Isso significa que as Forças Armadas não levam ao Haiti os recrutas do serviço militar obrigatório. Segundo o Exército, sempre há mais candidatos para ir ao país caribenho do que vagas. A seleção é feita por critérios de tempo de serviço e desempenho nos treinamentos no Brasil.


"Servi para viver uma operação real e para diminuir a angústia daquele povo", disse o coronel de cavalaria reformado José Ricardo Aizcorbe, que esteve no Haiti em 2005.


O salário financiado pela ONU é outro atrativo, variando segundo patente e função. Um soldado é remunerado com US$ 972 mensais, que equivalem hoje a R$ 1.652. No Brasil, esse salário não passa de R$ 1.340. O salário para um coronel que sirva no Haiti chega a US$ 4.500 Como cada militar fica por seis meses no Haiti (e praticamente não há despesas durante a missão), a maioria se inscreve para voltar com uma poupança ou comprar um imóvel.


"Um médico estuda seis anos para operar, mas ele tem que ter um paciente ou vai ficar frustrado. Um militar do Exército tem que ir para o conflito. Além disso, no Haiti você ganha o triplo do seu salário", disse o major reformado Nélson Ricardo Fernandes, que serviu no Haiti em 2005. Alem disso, segundo ele, outros atrativos fortes são o nome da ONU e o ambiente multicultural vivenciado em uma missão como essa.
 

Gastos

Em seis anos de participação na Minustah, o governo brasileiro já gastou um total de R$ 703,58 milhões com o envio e manutenção de tropas. No ano passado, o Brasil utilizou 62% do montante previsto com missões de paz, sendo que a principal missão é no Haiti.

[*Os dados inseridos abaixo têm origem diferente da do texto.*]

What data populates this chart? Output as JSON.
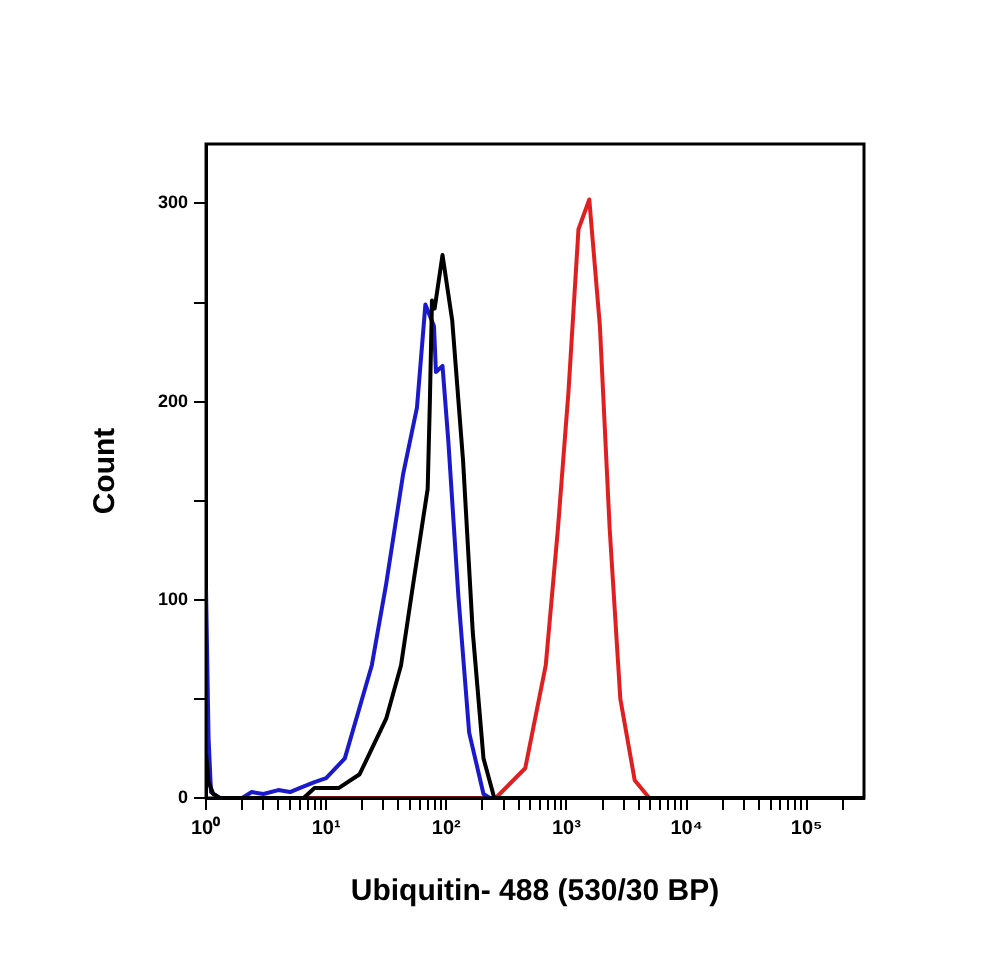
{
  "chart_data": {
    "type": "line",
    "xlabel": "Ubiquitin- 488 (530/30 BP)",
    "ylabel": "Count",
    "xlim": [
      1,
      300000
    ],
    "ylim": [
      0,
      330
    ],
    "xticks": [
      {
        "value": 1,
        "label": "10⁰"
      },
      {
        "value": 2,
        "label": null
      },
      {
        "value": 3,
        "label": null
      },
      {
        "value": 4,
        "label": null
      },
      {
        "value": 5,
        "label": null
      },
      {
        "value": 6,
        "label": null
      },
      {
        "value": 7,
        "label": null
      },
      {
        "value": 8,
        "label": null
      },
      {
        "value": 9,
        "label": null
      },
      {
        "value": 10,
        "label": "10¹"
      },
      {
        "value": 20,
        "label": null
      },
      {
        "value": 30,
        "label": null
      },
      {
        "value": 40,
        "label": null
      },
      {
        "value": 50,
        "label": null
      },
      {
        "value": 60,
        "label": null
      },
      {
        "value": 70,
        "label": null
      },
      {
        "value": 80,
        "label": null
      },
      {
        "value": 90,
        "label": null
      },
      {
        "value": 100,
        "label": "10²"
      },
      {
        "value": 200,
        "label": null
      },
      {
        "value": 300,
        "label": null
      },
      {
        "value": 400,
        "label": null
      },
      {
        "value": 500,
        "label": null
      },
      {
        "value": 600,
        "label": null
      },
      {
        "value": 700,
        "label": null
      },
      {
        "value": 800,
        "label": null
      },
      {
        "value": 900,
        "label": null
      },
      {
        "value": 1000,
        "label": "10³"
      },
      {
        "value": 2000,
        "label": null
      },
      {
        "value": 3000,
        "label": null
      },
      {
        "value": 4000,
        "label": null
      },
      {
        "value": 5000,
        "label": null
      },
      {
        "value": 6000,
        "label": null
      },
      {
        "value": 7000,
        "label": null
      },
      {
        "value": 8000,
        "label": null
      },
      {
        "value": 9000,
        "label": null
      },
      {
        "value": 10000,
        "label": "10⁴"
      },
      {
        "value": 20000,
        "label": null
      },
      {
        "value": 30000,
        "label": null
      },
      {
        "value": 40000,
        "label": null
      },
      {
        "value": 50000,
        "label": null
      },
      {
        "value": 60000,
        "label": null
      },
      {
        "value": 70000,
        "label": null
      },
      {
        "value": 80000,
        "label": null
      },
      {
        "value": 90000,
        "label": null
      },
      {
        "value": 100000,
        "label": "10⁵"
      },
      {
        "value": 200000,
        "label": null
      }
    ],
    "yticks": [
      0,
      {
        "value": 50,
        "label": null
      },
      100,
      {
        "value": 150,
        "label": null
      },
      200,
      {
        "value": 250,
        "label": null
      },
      300
    ],
    "log": "x",
    "grid": false,
    "legend": false,
    "marker": "none",
    "line_style": "solid",
    "series": [
      {
        "color": "#000000",
        "x": [
          1,
          1.05,
          1.15,
          1.3,
          2,
          4,
          6.5,
          8,
          12.7,
          19,
          31.6,
          42,
          53,
          70,
          73,
          76,
          80,
          93,
          112,
          138,
          166,
          204,
          251,
          300000
        ],
        "values": [
          22,
          8,
          2,
          0,
          0,
          0,
          0,
          5,
          5,
          12,
          40,
          67,
          108,
          156,
          200,
          251,
          247,
          274,
          241,
          170,
          84,
          20,
          0,
          0
        ]
      },
      {
        "color": "#1a1acc",
        "x": [
          1,
          1.05,
          1.1,
          1.3,
          2,
          2.4,
          3,
          4,
          5,
          6,
          8,
          10,
          14.3,
          24,
          31.6,
          43.6,
          57,
          67,
          79,
          82,
          93,
          104,
          126,
          155,
          204,
          230,
          300000
        ],
        "values": [
          105,
          30,
          3,
          0,
          0,
          3,
          2,
          4,
          3,
          5,
          8,
          10,
          20,
          67,
          108,
          163,
          197,
          249,
          238,
          215,
          218,
          180,
          102,
          33,
          2,
          0,
          0
        ]
      },
      {
        "color": "#e02020",
        "x": [
          1.5,
          230,
          258,
          454,
          673,
          850,
          1040,
          1260,
          1550,
          1900,
          2290,
          2810,
          3700,
          4900,
          300000
        ],
        "values": [
          0,
          0,
          0,
          15,
          67,
          136,
          205,
          287,
          302,
          238,
          136,
          50,
          9,
          0,
          0
        ]
      }
    ]
  }
}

Para este ano, o Orçamento já aprovado pelo Congresso (e que está aguardando sanção do presidente Luiz Inácio Lula da Silva) reservou um valor recorde. Serão R$ 140 milhões, um acréscimo de 10% sobre os R$ 125 milhões previstos inicialmente no ano passado.


Mas esse é o valor orçado pelo governo, não necessariamente o gasto. Em 2009, por exemplo, foram efetivamente gastos apenas R$ 79,52 milhões na rubrica "participação brasileira em missões de paz", segundo o site Contas Abertas.


Isso equivale a 62% do dinheiro orçado. O restante passa a ser denominado "restos a pagar", podendo ser gasto em 2010. O governo não informou a razão de não ter usado todo o dinheiro previsto.


A Minustah é a principal missão de paz internacional integrada pelo Brasil, mas há outras (no Timor Leste, por exemplo), em que os contingentes são bem pequenos.

O Brasil tem o comando da tropa e o principal contingente, com 1.266 militares. No total, a missão da ONU no Haiti tem Orçamento anual de US$ 638 milhões, o que significa dizer que o Brasil sozinho responde por cerca de 12,5% desse total.


De acordo com o Ministério das Relações Exteriores, entre as principais razões para o Brasil chefiar a parte militar da Minustah estão a tradição de participar em missões de paz que têm autorização do Conselho de Segurança e contam com o consentimento do estado anfitrião (o pais já mandou tropas a Suez, Angola, Timor Leste, entre outros), o valor do 4º artigo da Constituição sobre a "defesa da paz" e a identificação entre os países, que possuem problemas estruturais semelhantes.


Contudo, a Folha apurou que, além dessas razões, pesaram na decisão de participar da missão o interesse do país em uma vaga permanente no Conselho de Segurança da ONU e a possibilidade de treinar tropas em situação de combate real, tendo parte das despesas reembolsadas pela organização.